Nesse ano de 2084, o Japão é o berço da tecnologia, e em Tóquio, o futuro é feito de ferro e plástico.

O oxigênio não é um problema depois de ter sido inventada sua versão artificial, que funciona tão bem – senão mais – que o gás em si. Por isso, plantas foram quase extintas nesse mundo avançado, os continentes com água em abundância sendo os mais economicamente favorecidos. Os outros países pagam preços exorbitantes pelo líquido que uma vez ocupava dois terços do planeta que chamamos Terra.
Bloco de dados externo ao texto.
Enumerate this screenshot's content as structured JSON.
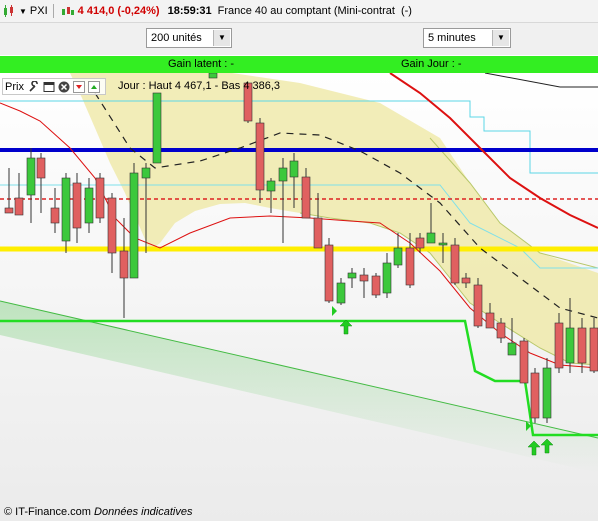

A tecnologia avança e faz sucesso cada vez mais, facilitando a medicina, abrindo vagas no mercado de trabalho, não mais sendo estritas aos grandes ricaços. Todos podem abusar da tecnologia – e assim é em Tóquio, minha cidade natal, onde sou apenas mais um na multidão de drones.

Sim, drones, pois orgânico é uma palavra quase desconhecida. Humanos em carne e osso não duram, foi o que percebemos, então ciborgues e androides passaram lentamente a ser algo muito mais comum. Não nos outros países, e com certeza não na África, mas no Japão é desse jeito, e se perguntarem-me se sou feliz, direi que não estou programado para esse tipo em particular de sentimento.

Ou, era o que eu achava.

Sou meio androide, por isso, pensante; apesar de que me sinto cada vez menos humano. Como um experimento, tive partes do meu corpo cirurgicamente retiradas e substituídas por próteses de metal e plástico, transformando-me em um tipo estranho de ciborgue, de olhos brilhantes, núcleo silencioso e cérebro artificial. Ou, a maior parte dele.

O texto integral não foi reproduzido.